Data preprocessing involves cleaning and structuring the data for analysis. This includes filtering out irrelevant queries or noise, such as automated bot queries. 

For model training, you might consider a supervised learning approach where the input is the keywords from the queries, and the output is the product categories or product families. A variety of machine learning models could be used. 

Considering the usage of word embeddings such as Word2Vec  could enrich the model’s understanding by incorporating semantic meaning of words. These embeddings can transform text data into numerical data that machine learning models can process.

For a data scientist, the task is pretty straightforward. There is no need to integrate the machine learning mechanisms with your backend (although it would be a good idea too) — you can prepare a big set of rules and store them in the Solr core. 

This simpler alternative, a statistical approach, is often a working shortcut to test the idea. Just open a dedicated Solr core(s) with the collected information (document key:category tags->searchable value:list of queries, keywords + document key: category -> searchable value:category tags) and provide the most relevant category based on the search keyword match. Compared with the machine learning approach, this one is faster, but the accuracy might be a compromise.

Additionally, you may involve some hints about the previous user interaction with the website to determine a category or product family more accurately — especially if it works well with the B2B websites. If a customer primarily uses 2-3 categories from your catalog, this information may be taken into account as well to re-rank the results. 

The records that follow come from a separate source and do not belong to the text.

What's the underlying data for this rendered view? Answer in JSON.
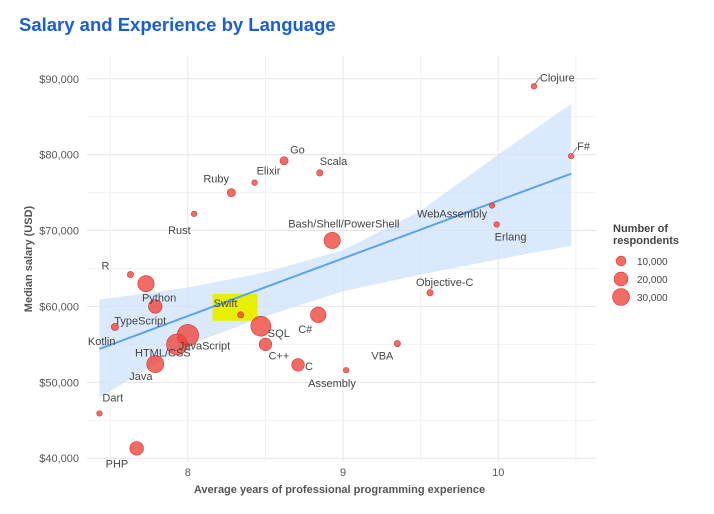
{
  "chart_data": {
    "type": "scatter",
    "title": "Salary and Experience by Language",
    "xlabel": "Average years of professional programming experience",
    "ylabel": "Median salary (USD)",
    "xlim": [
      7.35,
      10.63
    ],
    "ylim": [
      39500,
      93000
    ],
    "x_ticks": [
      8,
      9,
      10
    ],
    "y_ticks": [
      40000,
      50000,
      60000,
      70000,
      80000,
      90000
    ],
    "y_tick_labels": [
      "$40,000",
      "$50,000",
      "$60,000",
      "$70,000",
      "$80,000",
      "$90,000"
    ],
    "grid": true,
    "colors": {
      "points": "#f0413a",
      "trend_line": "#5aa3ee",
      "confidence_band": "#cfe2fb",
      "highlight": "#e8ef00",
      "title": "#1a5fd0"
    },
    "trend": {
      "x": [
        7.43,
        10.47
      ],
      "y": [
        54400,
        77500
      ]
    },
    "confidence_band": {
      "x": [
        7.43,
        8.0,
        8.5,
        9.0,
        9.5,
        10.0,
        10.47
      ],
      "upper": [
        60900,
        62500,
        64500,
        67400,
        72600,
        80000,
        86700
      ],
      "lower": [
        48000,
        54900,
        58700,
        62000,
        64200,
        66200,
        68000
      ]
    },
    "points": [
      {
        "label": "Clojure",
        "x": 10.23,
        "y": 89000,
        "respondents": 1000
      },
      {
        "label": "F#",
        "x": 10.47,
        "y": 79800,
        "respondents": 1000
      },
      {
        "label": "Go",
        "x": 8.62,
        "y": 79200,
        "respondents": 5000
      },
      {
        "label": "Scala",
        "x": 8.85,
        "y": 77600,
        "respondents": 3000
      },
      {
        "label": "Elixir",
        "x": 8.43,
        "y": 76300,
        "respondents": 1000
      },
      {
        "label": "Ruby",
        "x": 8.28,
        "y": 75000,
        "respondents": 5000
      },
      {
        "label": "Rust",
        "x": 8.04,
        "y": 72200,
        "respondents": 2000
      },
      {
        "label": "WebAssembly",
        "x": 9.96,
        "y": 73300,
        "respondents": 500
      },
      {
        "label": "Erlang",
        "x": 9.99,
        "y": 70800,
        "respondents": 500
      },
      {
        "label": "Bash/Shell/PowerShell",
        "x": 8.93,
        "y": 68700,
        "respondents": 20000
      },
      {
        "label": "R",
        "x": 7.63,
        "y": 64200,
        "respondents": 3000
      },
      {
        "label": "Python",
        "x": 7.73,
        "y": 63000,
        "respondents": 20000
      },
      {
        "label": "Objective-C",
        "x": 9.56,
        "y": 61800,
        "respondents": 3000
      },
      {
        "label": "TypeScript",
        "x": 7.79,
        "y": 60000,
        "respondents": 14000
      },
      {
        "label": "Swift",
        "x": 8.34,
        "y": 58900,
        "respondents": 3000
      },
      {
        "label": "C#",
        "x": 8.84,
        "y": 58900,
        "respondents": 18000
      },
      {
        "label": "JavaScript",
        "x": 8.0,
        "y": 56200,
        "respondents": 35000
      },
      {
        "label": "SQL",
        "x": 8.47,
        "y": 57400,
        "respondents": 30000
      },
      {
        "label": "Kotlin",
        "x": 7.53,
        "y": 57300,
        "respondents": 4000
      },
      {
        "label": "HTML/CSS",
        "x": 7.93,
        "y": 55000,
        "respondents": 33000
      },
      {
        "label": "C++",
        "x": 8.5,
        "y": 55000,
        "respondents": 12000
      },
      {
        "label": "VBA",
        "x": 9.35,
        "y": 55100,
        "respondents": 3000
      },
      {
        "label": "C",
        "x": 8.71,
        "y": 52300,
        "respondents": 12000
      },
      {
        "label": "Java",
        "x": 7.79,
        "y": 52400,
        "respondents": 22000
      },
      {
        "label": "Assembly",
        "x": 9.02,
        "y": 51600,
        "respondents": 2000
      },
      {
        "label": "Dart",
        "x": 7.43,
        "y": 45900,
        "respondents": 1000
      },
      {
        "label": "PHP",
        "x": 7.67,
        "y": 41300,
        "respondents": 14000
      }
    ],
    "legend": {
      "title": "Number of respondents",
      "placement": "right",
      "entries": [
        {
          "label": "10,000",
          "value": 10000
        },
        {
          "label": "20,000",
          "value": 20000
        },
        {
          "label": "30,000",
          "value": 30000
        }
      ]
    },
    "highlight_label": "Swift"
  }
}
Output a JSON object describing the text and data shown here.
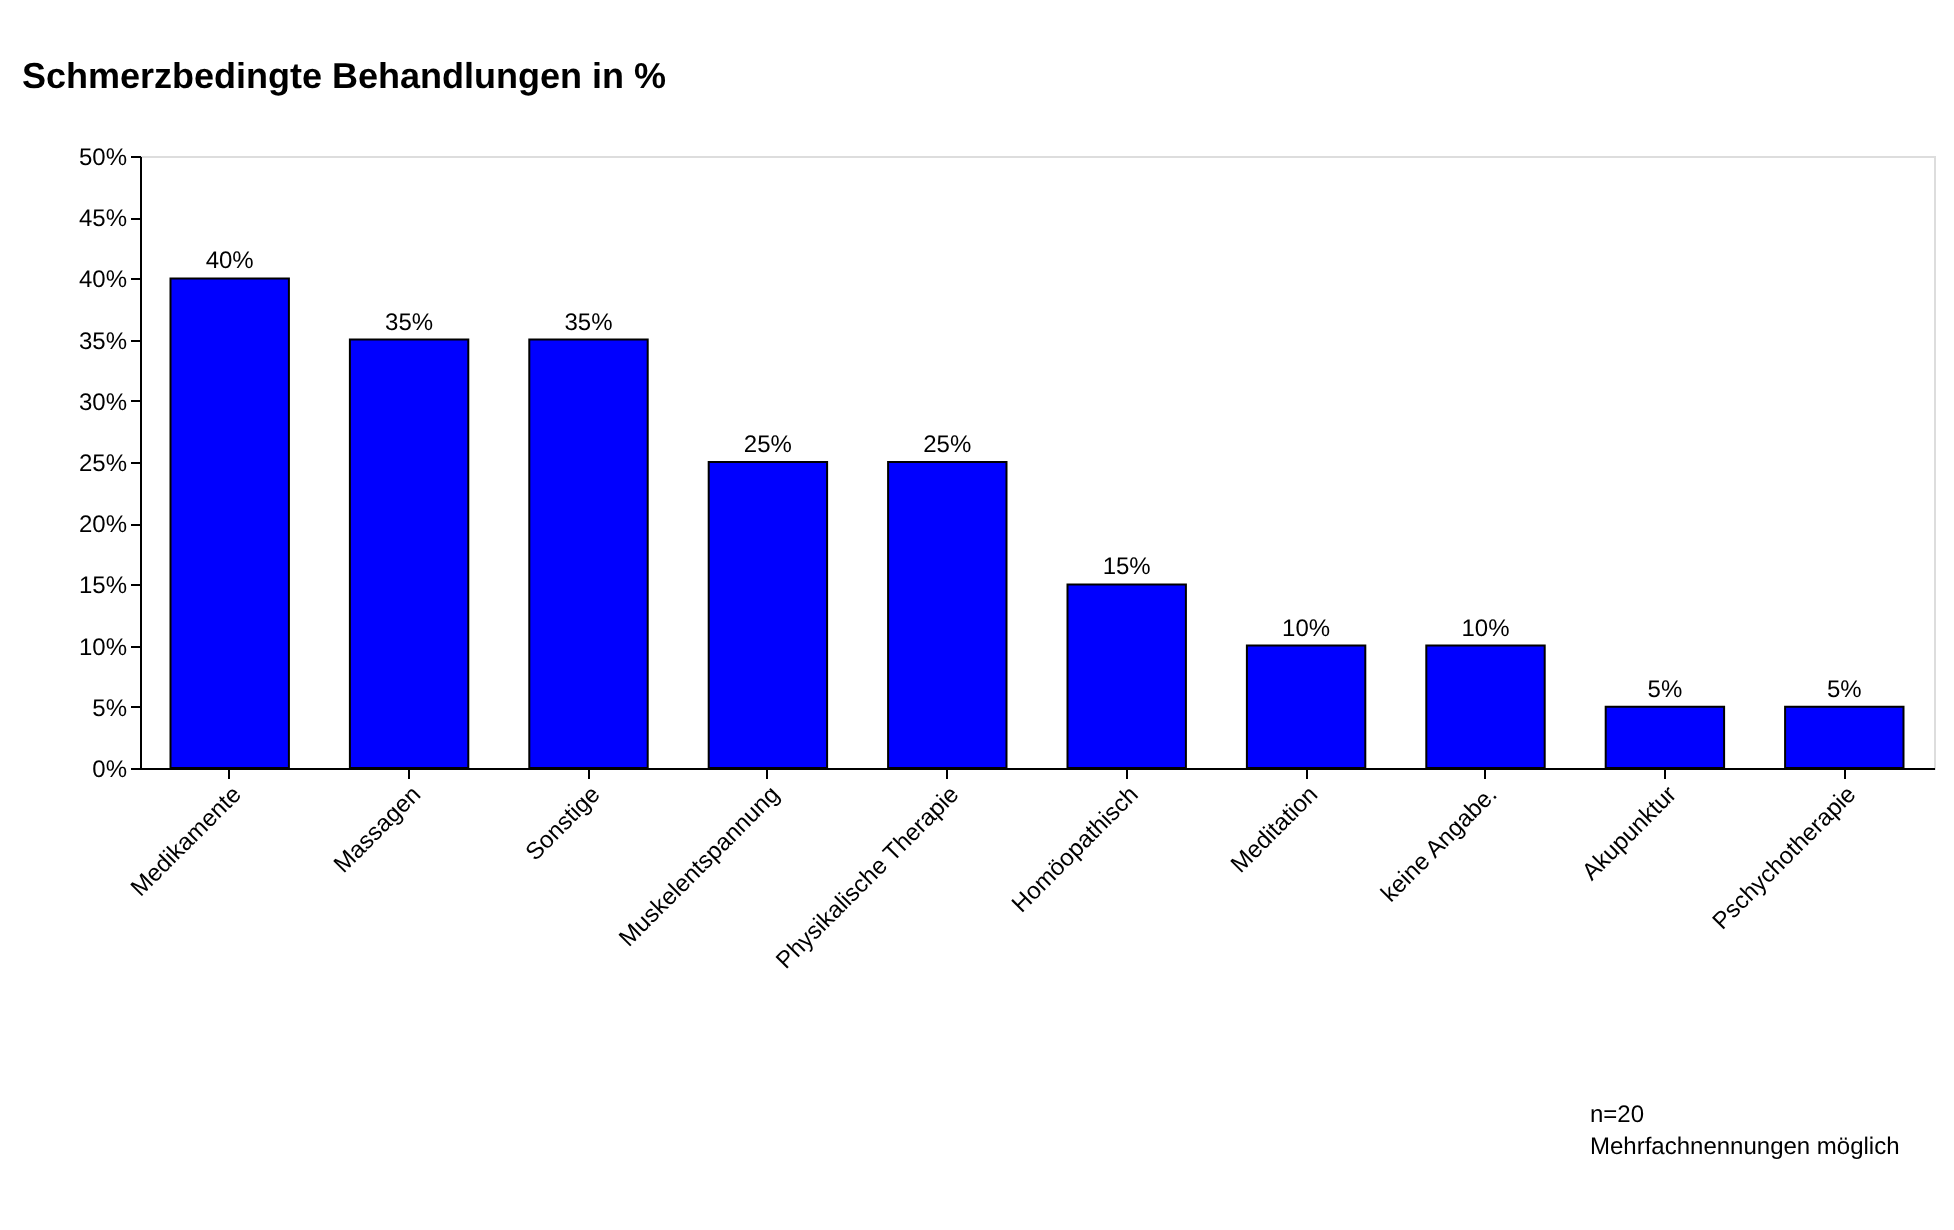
{
  "chart_data": {
    "type": "bar",
    "title": "Schmerzbedingte Behandlungen in %",
    "categories": [
      "Medikamente",
      "Massagen",
      "Sonstige",
      "Muskelentspannung",
      "Physikalische Therapie",
      "Homöopathisch",
      "Meditation",
      "keine Angabe.",
      "Akupunktur",
      "Pschychotherapie"
    ],
    "values": [
      40,
      35,
      35,
      25,
      25,
      15,
      10,
      10,
      5,
      5
    ],
    "value_labels": [
      "40%",
      "35%",
      "35%",
      "25%",
      "25%",
      "15%",
      "10%",
      "10%",
      "5%",
      "5%"
    ],
    "color": "#0000ff",
    "ylim": [
      0,
      50
    ],
    "yticks": [
      {
        "value": 0,
        "label": "0%"
      },
      {
        "value": 5,
        "label": "5%"
      },
      {
        "value": 10,
        "label": "10%"
      },
      {
        "value": 15,
        "label": "15%"
      },
      {
        "value": 20,
        "label": "20%"
      },
      {
        "value": 25,
        "label": "25%"
      },
      {
        "value": 30,
        "label": "30%"
      },
      {
        "value": 35,
        "label": "35%"
      },
      {
        "value": 40,
        "label": "40%"
      },
      {
        "value": 45,
        "label": "45%"
      },
      {
        "value": 50,
        "label": "50%"
      }
    ],
    "annotations": [
      "n=20",
      "Mehrfachnennungen möglich"
    ]
  }
}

Dynamic Nature of Product Families

The fact that products are organized into product families based on rules allows for the automatic grouping of a product simply based on rule activation. For example, if the rule states that phone cases with anime-style prints can be reliably found using the keywords “anime” plus a filter for the product type “phone case,” then all such cases will be organized into a group, which can serve as something like a dynamic category. If you open the page of any product from this category, other products from the same group can be displayed somewhere on the page if they are available.

Some products may not have the word “anime” in their name or description, but they are obviously about anime. As soon as this is discovered, the administrator expands the rule with an additional condition.

For example, the name of one of the products above, “Phone case Sanji Luffy Zoro iPhone Case”, indicates that the phone case belongs to the anime group primarily through the mention of “Sanji,” “Luffy,” and “Zoro.” These names are associated with well-known characters from the popular anime series “One Piece.” created by Eiichiro Oda. This association makes it clear that the phone case features themes or artwork related to “One Piece” and, by extension, falls into the broader category of anime-related merchandise. 

The complexity arises when rules become complicated and can potentially cause false positives. To timely notice this, it is sufficient to build a report on the changes in each product family, and also to save in the product data the rule that linked this product to the product family. If a product falls into a product family, it is included in the report. A second occurrence in the report will not be included again. If a product is removed from a product family due to a rule change, it is also included in the report. Overall, even for a large catalog, such reports are relatively easy to review on a regular basis—primarily because the report only reflects changes.

As a result, cases with names including Zoro, Luffy, or Sanji will begin to be found under the query “anime iPhone cases.” Similarly, cases compatible with the iPhone 14 will start being discovered under “iPhone 14.” Combined queries like “anime iPhone 14 case” will bring up the product Phone Case Sanji Luffy Zoro iPhone 14 Case because it is linked to two product families, “anime cases” and “iPhone 14 cases.” Additionally, Google will index the anime cases page and direct customers there. You have to admit, this is great.